John's show, "August, Osage County." has been revving up for a new opening night. The critics are coming. They're replacing the star with Phylicia Rashad (Bill Cosby's wife in his wonderful TV show), taking new photos, planning the party.
It won't affect JC. He'll just do his work, won't stay up till 1.A.M. and huddle with everyone to read what the critics said, even though it will affect the life and death of the show, and possibly affect JC's reputation. It's a family tradition.
Similarly, when I was on tour, I didn't read what the local critics said, and when I performed in New York, I didn't read what the critics said till months later.
JD, our son, read reviews at first, but gradually realized our tradition was practical, artistically sensible. What's been said about you, bad or good, stays with you for the next performance, and the next. It will very likely stay with you for the run of the show.
This started with "Shenandoah" in Boston, when the Herald's famous critic praised JC, and mentioned his "stride." Did the critic say "cowboy?" I don't remember actually, but it stayed with JC, has never left him, made him aware of NOT using that stride, unless he's playing a farmer, or wants to exaggerate his toughness.
More than compliments, negative remarks can haunt you. When JC and I did "Kings" on Broadway; we closed the show with a touching duet based on Mary Renault's story about Theseus and Hippolita, an Amazon Queen. The Times dance critic, praising us, mentioned Frankel's "trembling" extension -- referring briefly to me recovering from an accident, suggested I wasn't yet in "shape."

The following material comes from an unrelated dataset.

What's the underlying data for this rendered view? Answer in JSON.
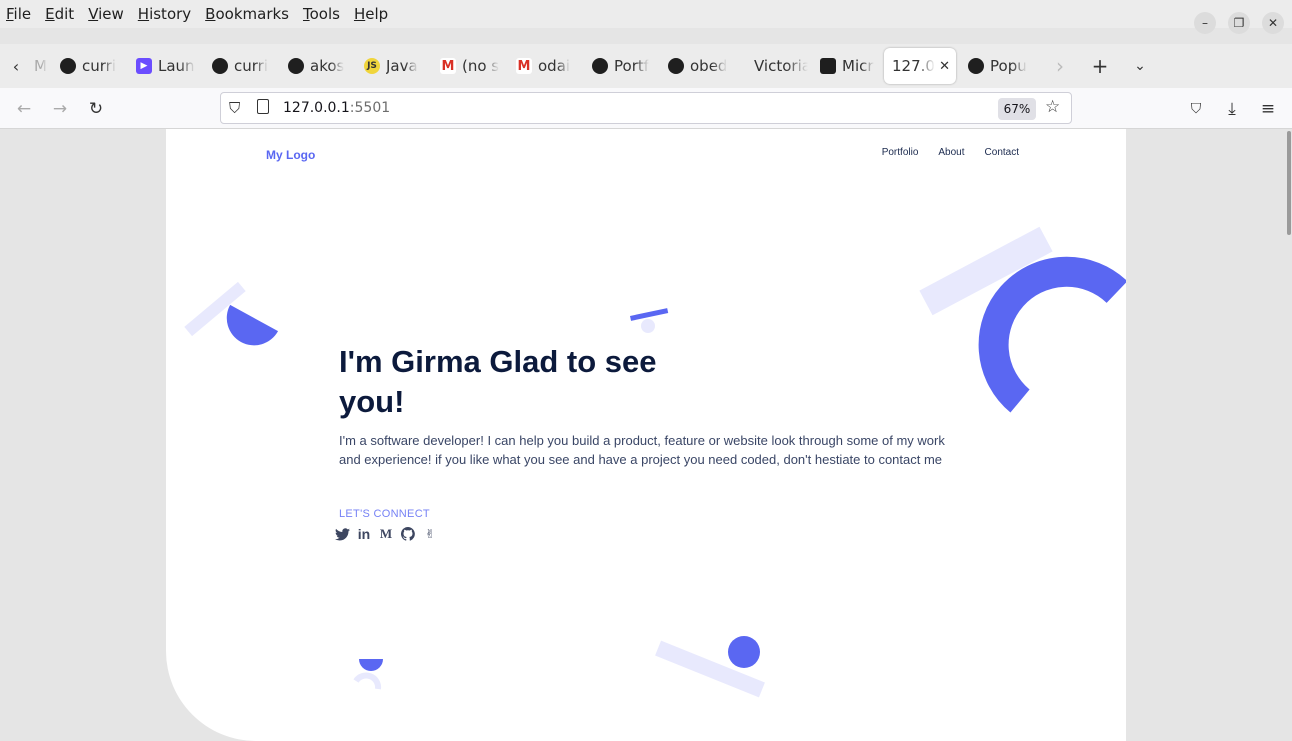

Oh my God! My goodness! Good Lord! The trembling extension was a penché arabesque (back leg extended, torso arched, dipped toward the ground so that the arabesque is a split.) Oh, yes indeed -- I was back in shape, stretching, making certain that I could do a split arabesque as well as one of the acrobatically endowed Balanchine Ballerinas! (Dumb me, competitive me -- straining myself, recovering from a broken back that had been fused at the waist, making that arabesque particularly difficult.) I'd made it a shivering "trembling" arabesque for a dramatic reason.
I didn't read that review till almost a year after we'd done the show. Even now, it rings in my mind.
All this week I've been aware of "stats" on TheReadery, measuring how many people are looking at my website, and the "stats" that count how many are reading my blog. All week I've been commanding myself, in our family tradition, not to count, not to base my enthusiasms, joy, or despair on critics, or statistics that measure my success.
You'd have to be me, or someone who's in the public eye, publishing a book that could be a bestseller but isn't, or be an ex dancer who's revered by people who know the art, but doesn't have the clout, the glamor, the aura of ________ you fill in the name.
I'm saying it loud and clear: Counting the number of your fans is as sinful, defeating of one's art, one's work, as throwing out, drowning out, dismissing your own voice that keeps you creating, and tells you who and what you are.